Blankman P, Hasan D, Bikker I G, Gommers D
Department of Adult Intensive Care, Erasmus MC Rotterdam, Rotterdam, The Netherlands.
Acta Anaesthesiol Scand. 2016 Jan;60(1):69-78. doi: 10.1111/aas.12589. Epub 2015 Jul 20.
Stress and strain are parameters to describe respiratory mechanics during mechanical ventilation. Calculations of stress require invasive and difficult to perform esophageal pressure measurements. The hypothesis of the present study was: Can lung stress be reliably calculated based on non-invasive lung volume measurements, during a decremental Positive end-expiratory pressure (PEEP) trial in mechanically ventilated patients with different diseases?

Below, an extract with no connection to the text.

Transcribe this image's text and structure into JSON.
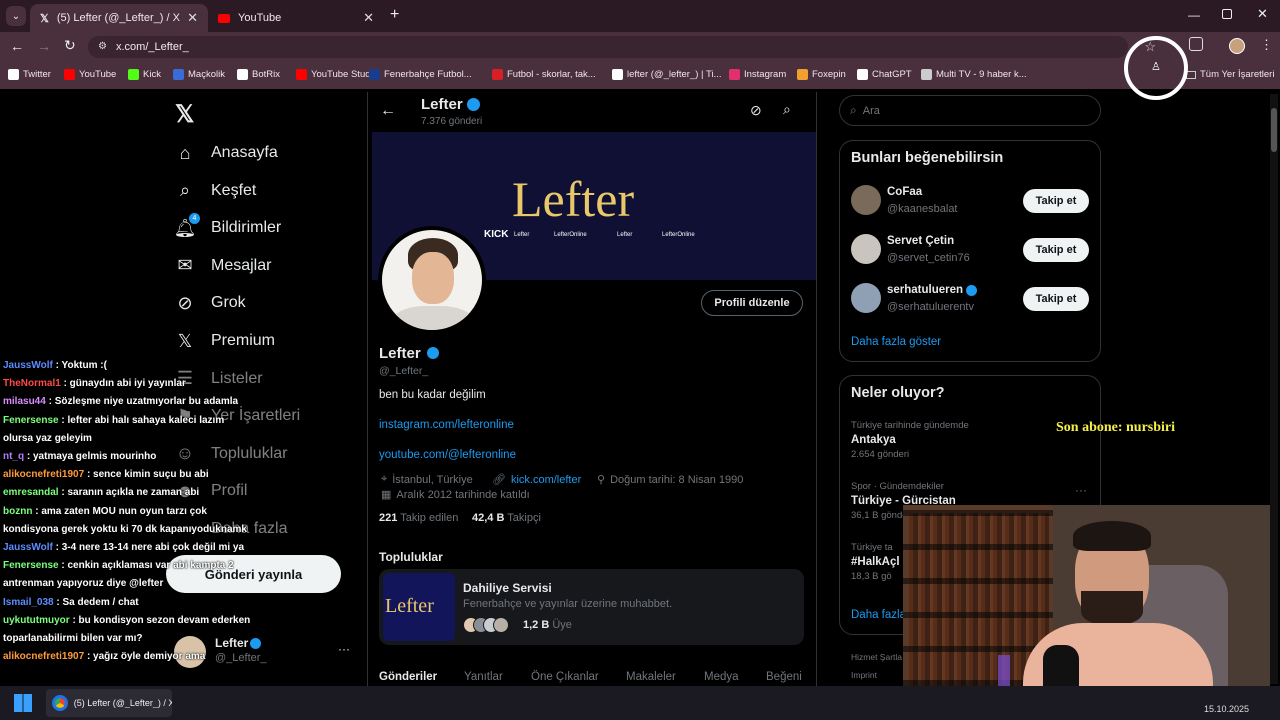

Data of 26 pressure-controlled ventilated patients admitted to the ICU with different lung conditions were retrospectively analyzed: 11 coronary artery bypass graft (CABG), 9 neurology, and 6 lung disorders. During a decremental PEEP trial (from 15 to 0 cmH2 O in three steps) end-expiratory lung volume (EELV) measurements were performed at each PEEP step, without interruption of mechanical ventilation. Strain, specific elastance, and stress were calculated for each PEEP level. Elastance was calculated as delta PEEP divided by delta PEEP volume, whereas specific elastance is elastance times the FRC. Stress was calculated as specific elastance times the strain. Global strain was divided into dynamic (tidal volume) and static (PEEP) strain.
Strain calculations based on FRC showed mainly changes in static component, whereas calculations based on EELV showed changes in both the static and dynamic component of strain. Stress calculated from EELV measurements was 24.0 ± 2.7 and 13.1 ± 3.8 cmH2 O in the lung disorder group at 15 and 5 cmH2 O PEEP. For the normal lungs, the stress values were 19.2 ± 3.2 and 10.9 ± 3.3 cmH2 O, respectively. These values are comparable to earlier publications. Specific elastance calculations were comparable in patients with neurologic and lung disorders, and lower in the CABG group due to recruitment in this latter group.
Stress and strain can reliably be calculated at the bedside based on non-invasive EELV measurements during a decremental PEEP trial in patients with different diseases.
压力和应变是描述机械通气期间呼吸力学的参数。压力的计算需要进行侵入性且操作困难的食管压力测量。本研究的假设是:在患有不同疾病的机械通气患者进行递减呼气末正压(PEEP)试验期间,能否基于无创肺容积测量可靠地计算肺压力?
回顾性分析了26例因不同肺部疾病入住重症监护病房(ICU)且采用压力控制通气的患者的数据:11例冠状动脉旁路移植术(CABG)患者、9例神经科患者和6例肺部疾病患者。在递减PEEP试验(分三步从15 cmH₂O降至0 cmH₂O)期间,在每个PEEP水平进行呼气末肺容积(EELV)测量,且不中断机械通气。计算每个PEEP水平的应变、比弹性和压力。弹性计算为ΔPEEP除以ΔPEEP容积,而比弹性是弹性乘以功能残气量(FRC)。压力计算为比弹性乘以应变。整体应变分为动态(潮气量)和静态(PEEP)应变。
基于FRC的应变计算主要显示静态成分的变化,而基于EELV的计算显示应变的静态和动态成分均有变化。在肺部疾病组中,PEEP为15 cmH₂O和5 cmH₂O时,根据EELV测量计算出的压力分别为24.0±2.7和13.1±3.8 cmH₂O。对于正常肺,压力值分别为19.2±3.2和10.9±3.3 cmH₂O。这些值与早期出版物中的值相当。神经科和肺部疾病患者的比弹性计算结果相当,而CABG组由于该组存在肺复张,比弹性较低。
在患有不同疾病的患者进行递减PEEP试验期间,基于无创EELV测量可在床边可靠地计算压力和应变。